- About this code
The implementation of parallel Gaussian process (GP) regression is based on the following publication:
-
Jie Chen, Nannan Cao, Kian Hsiang Low, Ruofei Ouyang, Colin Keng-Yan Tan & Patrick Jaillet. Parallel Gaussian Process Regression with Low-Rank Covariance Matrix Approximations. In Proceedings of the 29th Conference on Uncertainty in Artificial Intelligence (UAI 2013), Bellevue, WA, Jul 11-15, 2013. It can be found at http://arxiv.org/abs/1305.5826 or http://www.comp.nus.edu.sg/~lowkh/pubs/uai2013.pdf.
-
Kian Hsiang Low, Jiangbo Yu, Jie Chen and Patrick Jaillet. Parallel Gaussian Process Regression for Big Data: Low-Rank Representation Meets Markov Approximation. In Proceedings of the 29th AAAI Conference on Artificial Intelligence (AAAI-15), Austin, TX, Jan 25-29, 2015. It can be found at http://www.comp.nus.edu.sg/~lowkh/pubs/aaai2015.pdf or http://arxiv.org/abs/1411.4510.
-
System requirements
Linux/Unix/MacOS X environment
64-bit processors
GNU GCC (4.2.1 or above)
MPICH 3.0.4 (http://www.mpich.org/); we also test in version 1.5
Eigen (http://eigen.tuxfamily.org) for PLMA GP regression, Eigen (version 3.2.3) is already included under lib/
- Compile
To compile all the applications, enter the command:
make all
All applications will be automatically generated in folder demo. In addition, it's also supported to compile each individual application. For example, to compile the application that prepares data (training data, test data etc.) for experiments
make prep
For the demonstration of different Gaussian process regression (GPR), you can use command
make fgp
to compile the application that demonstrates full Gaussian process regression;
make pitc
to compile the application that demonstrates PITC GP regression;
make ppitc
to compile the application that demonstrates parallel PITC GP regression;
make pic
to compile the application that demonstrates PIC GP regression;
make ppic
to compile the application that demonstrates PLMA GP regression, make plma
to compile the application that demonstrates PICF-based GP regression. To clean the compilation environment, use the command:
make clean
- Demonstrations
A bash script can be used to run all applications, using command
cd demo && bash bat_demo.sh
Basically, the script first prepares all necessary files (training data, test data, support set, and hyperparameter file) for experiments; Then, different GPR algorithms are run sequentially and output the results (i.e., incurred time, root mean square error (RMSE) and mean negative log probability (MNLP) ). For more information about the arguments of applications, please refer to the comments in the bash script.

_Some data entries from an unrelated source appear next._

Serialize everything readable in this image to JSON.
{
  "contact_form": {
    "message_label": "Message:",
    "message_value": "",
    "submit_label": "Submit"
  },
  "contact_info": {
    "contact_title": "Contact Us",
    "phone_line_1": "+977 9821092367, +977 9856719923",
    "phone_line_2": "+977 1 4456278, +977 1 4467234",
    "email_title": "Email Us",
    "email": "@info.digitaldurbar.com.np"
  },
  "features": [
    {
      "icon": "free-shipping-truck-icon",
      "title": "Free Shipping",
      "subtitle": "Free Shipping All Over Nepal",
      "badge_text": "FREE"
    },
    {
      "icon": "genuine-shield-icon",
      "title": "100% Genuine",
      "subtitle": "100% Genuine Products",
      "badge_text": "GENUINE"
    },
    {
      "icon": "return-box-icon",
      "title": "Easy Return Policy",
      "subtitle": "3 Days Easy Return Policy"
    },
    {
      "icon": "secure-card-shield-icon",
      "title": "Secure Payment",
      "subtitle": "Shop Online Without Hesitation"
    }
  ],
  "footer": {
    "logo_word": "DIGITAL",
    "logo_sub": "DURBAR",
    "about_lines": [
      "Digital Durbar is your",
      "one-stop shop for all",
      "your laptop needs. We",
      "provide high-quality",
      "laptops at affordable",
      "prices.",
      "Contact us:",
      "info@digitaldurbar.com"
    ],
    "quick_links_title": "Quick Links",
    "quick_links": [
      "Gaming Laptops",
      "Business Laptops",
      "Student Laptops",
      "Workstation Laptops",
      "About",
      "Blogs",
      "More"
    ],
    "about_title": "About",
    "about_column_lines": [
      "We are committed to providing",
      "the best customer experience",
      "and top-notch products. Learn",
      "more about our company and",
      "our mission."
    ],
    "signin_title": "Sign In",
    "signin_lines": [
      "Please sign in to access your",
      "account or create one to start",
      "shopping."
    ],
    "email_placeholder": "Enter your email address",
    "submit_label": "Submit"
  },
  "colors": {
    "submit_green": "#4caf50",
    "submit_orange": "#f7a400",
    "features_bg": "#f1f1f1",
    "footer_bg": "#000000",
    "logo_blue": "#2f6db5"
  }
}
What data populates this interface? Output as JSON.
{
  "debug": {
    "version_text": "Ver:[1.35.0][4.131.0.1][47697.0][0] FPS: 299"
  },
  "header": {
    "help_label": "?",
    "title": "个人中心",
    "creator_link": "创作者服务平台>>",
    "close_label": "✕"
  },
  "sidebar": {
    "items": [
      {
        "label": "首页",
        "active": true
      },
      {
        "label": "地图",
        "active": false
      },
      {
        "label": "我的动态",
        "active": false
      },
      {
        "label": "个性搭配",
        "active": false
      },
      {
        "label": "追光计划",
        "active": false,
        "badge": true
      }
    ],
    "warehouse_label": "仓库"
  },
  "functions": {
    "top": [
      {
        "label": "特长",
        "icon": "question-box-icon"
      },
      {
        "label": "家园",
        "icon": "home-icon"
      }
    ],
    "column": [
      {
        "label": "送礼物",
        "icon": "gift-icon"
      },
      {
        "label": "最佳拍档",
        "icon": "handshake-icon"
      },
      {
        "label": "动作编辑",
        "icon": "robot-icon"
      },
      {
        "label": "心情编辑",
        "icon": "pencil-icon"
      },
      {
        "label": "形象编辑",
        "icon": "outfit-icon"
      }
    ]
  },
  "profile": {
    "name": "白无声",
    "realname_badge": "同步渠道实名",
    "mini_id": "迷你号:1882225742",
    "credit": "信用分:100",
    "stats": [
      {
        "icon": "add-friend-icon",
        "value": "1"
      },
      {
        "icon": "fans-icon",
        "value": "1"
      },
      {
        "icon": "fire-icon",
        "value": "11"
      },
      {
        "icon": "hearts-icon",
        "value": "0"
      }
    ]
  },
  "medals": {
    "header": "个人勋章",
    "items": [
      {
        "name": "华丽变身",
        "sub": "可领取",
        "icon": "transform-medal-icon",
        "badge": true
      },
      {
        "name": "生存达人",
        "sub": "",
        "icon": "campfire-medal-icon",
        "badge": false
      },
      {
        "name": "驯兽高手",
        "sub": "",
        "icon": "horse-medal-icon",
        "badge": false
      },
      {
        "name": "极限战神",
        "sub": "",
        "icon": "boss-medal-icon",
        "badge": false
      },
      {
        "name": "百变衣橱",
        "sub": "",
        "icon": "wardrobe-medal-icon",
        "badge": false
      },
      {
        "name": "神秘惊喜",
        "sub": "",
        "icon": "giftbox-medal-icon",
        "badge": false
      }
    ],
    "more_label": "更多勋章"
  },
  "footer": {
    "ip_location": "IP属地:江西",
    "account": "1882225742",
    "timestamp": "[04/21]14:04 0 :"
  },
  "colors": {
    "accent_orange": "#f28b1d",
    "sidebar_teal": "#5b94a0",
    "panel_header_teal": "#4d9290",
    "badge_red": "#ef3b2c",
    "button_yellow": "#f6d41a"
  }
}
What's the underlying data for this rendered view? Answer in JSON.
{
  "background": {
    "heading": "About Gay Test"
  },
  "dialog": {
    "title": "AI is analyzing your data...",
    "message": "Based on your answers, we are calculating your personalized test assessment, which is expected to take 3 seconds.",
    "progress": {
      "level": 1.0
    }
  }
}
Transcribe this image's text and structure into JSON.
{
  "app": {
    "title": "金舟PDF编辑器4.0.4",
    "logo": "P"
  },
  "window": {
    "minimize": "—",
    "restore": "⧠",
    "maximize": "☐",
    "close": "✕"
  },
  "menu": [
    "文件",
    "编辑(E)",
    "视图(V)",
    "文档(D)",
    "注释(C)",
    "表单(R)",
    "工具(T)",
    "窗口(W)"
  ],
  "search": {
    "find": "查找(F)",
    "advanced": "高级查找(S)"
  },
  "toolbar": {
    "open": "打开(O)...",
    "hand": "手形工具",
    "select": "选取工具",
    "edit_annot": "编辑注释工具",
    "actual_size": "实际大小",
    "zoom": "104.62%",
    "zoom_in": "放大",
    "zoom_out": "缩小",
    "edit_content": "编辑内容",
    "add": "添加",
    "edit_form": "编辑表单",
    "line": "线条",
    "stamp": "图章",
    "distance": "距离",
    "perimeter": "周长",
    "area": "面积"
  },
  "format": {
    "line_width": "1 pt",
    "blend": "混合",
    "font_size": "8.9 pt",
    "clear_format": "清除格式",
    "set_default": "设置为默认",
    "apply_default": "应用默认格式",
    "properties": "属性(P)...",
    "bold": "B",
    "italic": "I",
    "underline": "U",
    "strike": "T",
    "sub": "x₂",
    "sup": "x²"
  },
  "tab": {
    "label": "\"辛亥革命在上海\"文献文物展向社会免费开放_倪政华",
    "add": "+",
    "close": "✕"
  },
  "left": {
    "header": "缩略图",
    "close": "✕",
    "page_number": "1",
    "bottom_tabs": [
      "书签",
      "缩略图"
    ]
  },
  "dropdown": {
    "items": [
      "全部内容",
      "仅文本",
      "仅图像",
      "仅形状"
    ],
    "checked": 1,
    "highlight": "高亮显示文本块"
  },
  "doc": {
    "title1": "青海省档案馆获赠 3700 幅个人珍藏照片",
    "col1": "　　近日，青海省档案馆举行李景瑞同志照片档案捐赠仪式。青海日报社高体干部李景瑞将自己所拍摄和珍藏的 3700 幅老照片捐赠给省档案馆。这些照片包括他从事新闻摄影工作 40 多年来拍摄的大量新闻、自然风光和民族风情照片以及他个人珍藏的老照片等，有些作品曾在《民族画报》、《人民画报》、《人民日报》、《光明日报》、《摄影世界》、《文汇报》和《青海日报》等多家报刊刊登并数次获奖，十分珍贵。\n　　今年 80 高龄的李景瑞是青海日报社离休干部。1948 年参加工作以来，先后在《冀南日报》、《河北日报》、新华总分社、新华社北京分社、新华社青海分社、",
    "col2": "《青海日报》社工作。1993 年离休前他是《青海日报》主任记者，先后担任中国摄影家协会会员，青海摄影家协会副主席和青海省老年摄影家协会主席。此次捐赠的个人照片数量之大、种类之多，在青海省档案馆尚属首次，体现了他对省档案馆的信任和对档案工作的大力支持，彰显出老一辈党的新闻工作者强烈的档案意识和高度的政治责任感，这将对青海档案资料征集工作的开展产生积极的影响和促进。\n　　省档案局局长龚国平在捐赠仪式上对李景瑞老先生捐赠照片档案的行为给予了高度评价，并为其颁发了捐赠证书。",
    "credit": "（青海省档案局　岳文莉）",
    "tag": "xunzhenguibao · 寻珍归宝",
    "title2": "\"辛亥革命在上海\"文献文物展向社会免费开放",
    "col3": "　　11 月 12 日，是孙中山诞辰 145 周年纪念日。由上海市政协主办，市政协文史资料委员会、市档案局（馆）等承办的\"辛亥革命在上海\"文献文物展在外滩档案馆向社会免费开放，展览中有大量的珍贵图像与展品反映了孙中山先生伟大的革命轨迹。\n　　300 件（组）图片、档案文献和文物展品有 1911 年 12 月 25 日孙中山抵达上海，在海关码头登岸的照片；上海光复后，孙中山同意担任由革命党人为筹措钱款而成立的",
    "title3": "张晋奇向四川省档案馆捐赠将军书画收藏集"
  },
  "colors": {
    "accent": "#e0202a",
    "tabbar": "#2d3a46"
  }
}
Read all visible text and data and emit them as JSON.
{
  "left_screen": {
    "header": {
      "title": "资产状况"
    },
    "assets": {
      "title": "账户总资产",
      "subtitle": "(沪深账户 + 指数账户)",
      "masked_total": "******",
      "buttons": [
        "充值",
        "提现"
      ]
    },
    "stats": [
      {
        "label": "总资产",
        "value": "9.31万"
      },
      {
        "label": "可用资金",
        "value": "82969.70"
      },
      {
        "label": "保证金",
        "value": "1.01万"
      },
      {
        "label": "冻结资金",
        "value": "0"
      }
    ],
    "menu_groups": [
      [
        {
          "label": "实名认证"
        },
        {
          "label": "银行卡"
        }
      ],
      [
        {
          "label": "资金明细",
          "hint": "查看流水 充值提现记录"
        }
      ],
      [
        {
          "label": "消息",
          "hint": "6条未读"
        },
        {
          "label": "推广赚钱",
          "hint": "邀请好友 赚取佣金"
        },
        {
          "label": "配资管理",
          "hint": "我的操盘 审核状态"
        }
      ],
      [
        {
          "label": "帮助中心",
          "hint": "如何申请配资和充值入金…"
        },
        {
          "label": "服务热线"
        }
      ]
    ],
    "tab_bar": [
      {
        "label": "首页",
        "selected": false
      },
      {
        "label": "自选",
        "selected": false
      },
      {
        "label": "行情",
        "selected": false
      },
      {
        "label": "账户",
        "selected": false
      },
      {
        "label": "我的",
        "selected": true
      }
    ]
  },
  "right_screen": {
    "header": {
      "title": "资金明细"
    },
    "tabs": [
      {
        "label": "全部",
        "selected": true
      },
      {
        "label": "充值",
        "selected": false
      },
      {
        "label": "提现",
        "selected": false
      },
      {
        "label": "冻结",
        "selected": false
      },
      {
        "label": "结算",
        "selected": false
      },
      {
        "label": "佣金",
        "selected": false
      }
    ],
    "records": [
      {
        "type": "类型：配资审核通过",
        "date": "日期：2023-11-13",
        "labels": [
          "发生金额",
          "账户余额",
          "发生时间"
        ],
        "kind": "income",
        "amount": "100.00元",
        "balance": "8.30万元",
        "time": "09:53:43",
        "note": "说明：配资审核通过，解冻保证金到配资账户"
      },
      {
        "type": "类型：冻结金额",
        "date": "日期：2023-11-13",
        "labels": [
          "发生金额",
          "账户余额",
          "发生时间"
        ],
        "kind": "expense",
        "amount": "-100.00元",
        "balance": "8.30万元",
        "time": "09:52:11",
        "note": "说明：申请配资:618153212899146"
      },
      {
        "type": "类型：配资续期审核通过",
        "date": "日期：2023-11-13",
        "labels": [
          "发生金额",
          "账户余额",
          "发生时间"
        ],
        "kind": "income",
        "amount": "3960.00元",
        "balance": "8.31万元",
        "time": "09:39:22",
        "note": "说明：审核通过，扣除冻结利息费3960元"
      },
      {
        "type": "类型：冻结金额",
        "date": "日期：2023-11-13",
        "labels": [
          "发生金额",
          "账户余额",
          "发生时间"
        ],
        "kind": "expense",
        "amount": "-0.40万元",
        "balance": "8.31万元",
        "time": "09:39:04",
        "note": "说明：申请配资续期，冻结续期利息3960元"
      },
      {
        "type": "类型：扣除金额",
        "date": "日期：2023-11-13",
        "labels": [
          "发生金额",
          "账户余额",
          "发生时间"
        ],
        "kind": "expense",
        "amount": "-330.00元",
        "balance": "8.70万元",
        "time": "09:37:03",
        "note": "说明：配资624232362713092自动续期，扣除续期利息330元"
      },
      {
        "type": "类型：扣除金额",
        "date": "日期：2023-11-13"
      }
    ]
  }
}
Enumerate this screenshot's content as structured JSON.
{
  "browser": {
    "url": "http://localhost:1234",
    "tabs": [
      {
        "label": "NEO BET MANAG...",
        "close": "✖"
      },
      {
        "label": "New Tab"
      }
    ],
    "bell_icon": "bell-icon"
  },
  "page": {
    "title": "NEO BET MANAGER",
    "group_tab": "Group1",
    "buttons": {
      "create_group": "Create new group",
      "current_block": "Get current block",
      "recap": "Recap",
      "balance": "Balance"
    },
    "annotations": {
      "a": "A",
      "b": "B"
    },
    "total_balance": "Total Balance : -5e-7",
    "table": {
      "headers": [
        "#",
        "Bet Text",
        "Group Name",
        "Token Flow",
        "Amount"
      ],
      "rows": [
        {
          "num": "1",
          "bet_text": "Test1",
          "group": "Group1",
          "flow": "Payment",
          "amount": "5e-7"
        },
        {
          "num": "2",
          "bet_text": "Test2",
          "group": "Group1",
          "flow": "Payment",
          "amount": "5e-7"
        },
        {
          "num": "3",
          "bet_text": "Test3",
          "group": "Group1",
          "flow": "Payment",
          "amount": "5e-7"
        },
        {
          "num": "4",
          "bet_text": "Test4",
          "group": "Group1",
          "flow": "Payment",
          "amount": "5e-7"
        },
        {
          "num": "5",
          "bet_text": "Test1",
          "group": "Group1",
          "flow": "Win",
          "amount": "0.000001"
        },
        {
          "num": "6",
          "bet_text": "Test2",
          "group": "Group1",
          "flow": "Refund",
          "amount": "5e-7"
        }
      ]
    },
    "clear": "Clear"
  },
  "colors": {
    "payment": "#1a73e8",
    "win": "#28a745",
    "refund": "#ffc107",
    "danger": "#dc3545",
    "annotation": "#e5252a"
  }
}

Note when setting the bandwidth to be 0, PLMA would be the same as PPIC. The results may be different because of different clustering algorithms. When setting the bandwidth to be the maximum vale (blk - 1), PLMA would be equal to the FGP.
- Documentation
To compile the documentation, the documentation generation tool doxygen (http://www.doxygen.org) needs to be installed. Then, enter the home directory of our source code and run the command
make doc
You can refer to the html version documentation by
cd doc/html
and use any browser to open index.html; In addition, the pdf version can be accessed by
cd doc/latex && make
and use any pdf viewer to open refman.pdf.